Let's call a sequence of initial variable values $$$a_1, a_2, \dots, a_n$$$ stable, if no matter in which order we apply operations, the resulting values will be the same. If the resulting value of the $$$i$$$-th variable depends on the order of operations, then the sequence of initial variable values is called $$$i$$$-unstable.

You have to process $$$q$$$ queries. In each query, you will be given initial values $$$a_1, a_2, \dots, a_n$$$ and an integer $$$k$$$; before applying the operations, you can at most $$$k$$$ times choose a variable and decrease it by $$$1$$$. For every variable $$$i$$$, you have to independently determine if it is possible to transform the given values into an $$$i$$$-unstable sequence.

Input

The first line contains two integers $$$n$$$ and $$$m$$$ ($$$2 \le n \le 500$$$; $$$1 \le m \le 4 \cdot 10^5$$$) — the number of variables and operations, respectively.

Then, $$$m$$$ lines follow.
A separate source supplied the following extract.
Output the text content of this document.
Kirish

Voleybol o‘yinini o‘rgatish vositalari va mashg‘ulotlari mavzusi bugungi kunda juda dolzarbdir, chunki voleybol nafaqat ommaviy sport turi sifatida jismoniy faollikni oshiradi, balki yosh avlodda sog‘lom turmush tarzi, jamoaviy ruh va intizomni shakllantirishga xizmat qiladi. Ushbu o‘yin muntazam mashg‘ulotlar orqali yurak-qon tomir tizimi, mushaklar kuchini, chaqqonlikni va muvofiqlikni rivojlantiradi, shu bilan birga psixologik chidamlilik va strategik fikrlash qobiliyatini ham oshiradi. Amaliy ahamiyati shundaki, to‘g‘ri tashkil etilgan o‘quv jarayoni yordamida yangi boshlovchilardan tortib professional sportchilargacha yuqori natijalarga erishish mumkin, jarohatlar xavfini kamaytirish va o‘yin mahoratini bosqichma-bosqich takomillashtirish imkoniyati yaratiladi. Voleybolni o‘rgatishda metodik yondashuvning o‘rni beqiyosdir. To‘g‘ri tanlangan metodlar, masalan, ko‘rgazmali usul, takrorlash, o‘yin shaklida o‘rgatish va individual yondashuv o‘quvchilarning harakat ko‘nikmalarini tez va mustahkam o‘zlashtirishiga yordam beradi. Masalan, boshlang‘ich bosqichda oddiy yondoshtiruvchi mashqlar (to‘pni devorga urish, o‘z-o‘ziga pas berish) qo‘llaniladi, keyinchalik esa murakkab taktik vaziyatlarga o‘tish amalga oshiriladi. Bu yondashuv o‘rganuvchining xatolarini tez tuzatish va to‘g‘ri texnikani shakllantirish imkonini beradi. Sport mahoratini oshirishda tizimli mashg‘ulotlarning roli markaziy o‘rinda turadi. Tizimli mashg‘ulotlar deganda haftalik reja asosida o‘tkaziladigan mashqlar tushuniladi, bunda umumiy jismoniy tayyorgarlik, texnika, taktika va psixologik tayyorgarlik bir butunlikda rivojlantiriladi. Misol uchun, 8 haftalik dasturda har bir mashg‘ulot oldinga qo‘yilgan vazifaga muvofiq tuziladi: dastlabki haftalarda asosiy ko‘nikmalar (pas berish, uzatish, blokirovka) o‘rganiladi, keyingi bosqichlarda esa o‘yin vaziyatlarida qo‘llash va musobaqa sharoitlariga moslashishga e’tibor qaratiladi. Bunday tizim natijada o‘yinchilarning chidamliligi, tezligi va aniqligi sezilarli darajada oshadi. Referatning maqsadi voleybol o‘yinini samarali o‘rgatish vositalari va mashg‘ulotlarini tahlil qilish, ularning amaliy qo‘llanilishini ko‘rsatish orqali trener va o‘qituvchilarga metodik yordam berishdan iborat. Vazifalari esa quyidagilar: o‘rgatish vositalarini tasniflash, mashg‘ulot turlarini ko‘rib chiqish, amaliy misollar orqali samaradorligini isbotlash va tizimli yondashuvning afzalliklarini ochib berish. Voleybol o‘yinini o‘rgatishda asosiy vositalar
The $$$i$$$-th of them contains three integers $$$x_i, y_i, z_i$$$ ($$$1 \le x_i, y_i \le n$$$; $$$x_i \ne y_i$$$; $$$0 \le z_i \le 10^5$$$) — the description of the $$$i$$$-th operation.

The next line contains one integer $$$q$$$ ($$$1 \le q \le 1000$$$) — the number of queries.

Each query consists of two lines:

  • the first line contains one integer $$$k$$$ ($$$0 \le k \le 10^9$$$) — the maximum number of times you can choose a variable and decrease it by $$$1$$$;
  • the second line contains $$$n$$$ integers $$$a_1, a_2, \dots, a_n$$$ ($$$0 \le a_i \le 10^9$$$) — the initial values of the variables.
Output

For each query, print a string of $$$n$$$ zeroes and/or ones. The $$$i$$$-th character should be 1 if it is possible to obtain an $$$i$$$-unstable sequence, or 0 otherwise.

Examples
Input
4 5
2 1 10
3 2 5
1 4 8
1 2 6
3 1 17
3
0
20 0 15 5
10
20 0 15 5
30
20 0 15 5
Output
0000
0000
0110
Input
3 5
1 2 100
1 2 10
1 3 5
1 2 100
3 2 5
1
1000000000
0 0 0
Output
000
Input
3 4
2 3 5
1 2 0
3 1 4
1 3 4
10
5
7 5 3
2
5 7 0
1
1 1 1
5
3 0 1
0
5 3 5
5
6 0 4
5
1 5 6
1
7 7 2
1
1 6 6
4
7 7 2
Output
000
000
000
001
000
001
001
000
000
000
Note

Consider the first example. If the initial variable values are $$$[20, 0, 15, 5]$$$, the resulting values will be $$$[6, 0, 5, 5]$$$ with any order of operations. Decreasing the variables $$$10$$$ times is not enough. However, if we can apply no more than $$$30$$$ changes, we can decrease the $$$1$$$-st variable by $$$2$$$, and the $$$4$$$-th variable by $$$25$$$, we get initial values equal to $$$[18, 0, 15, -20]$$$, and this sequence is $$$2$$$-unstable and $$$3$$$-unstable:

  • if you apply the operations in the order they are given, you will get $$$[-12, 0, 5, -20]$$$;
  • however, if you apply the operations in order $$$[3, 2, 4, 1, 5]$$$, you will get $$$[-12, -2, 5, -20]$$$;
  • and if you apply the operations in order $$$[3, 4, 5, 1, 2]$$$, you will get $$$[-12, -2, 3, -20]$$$.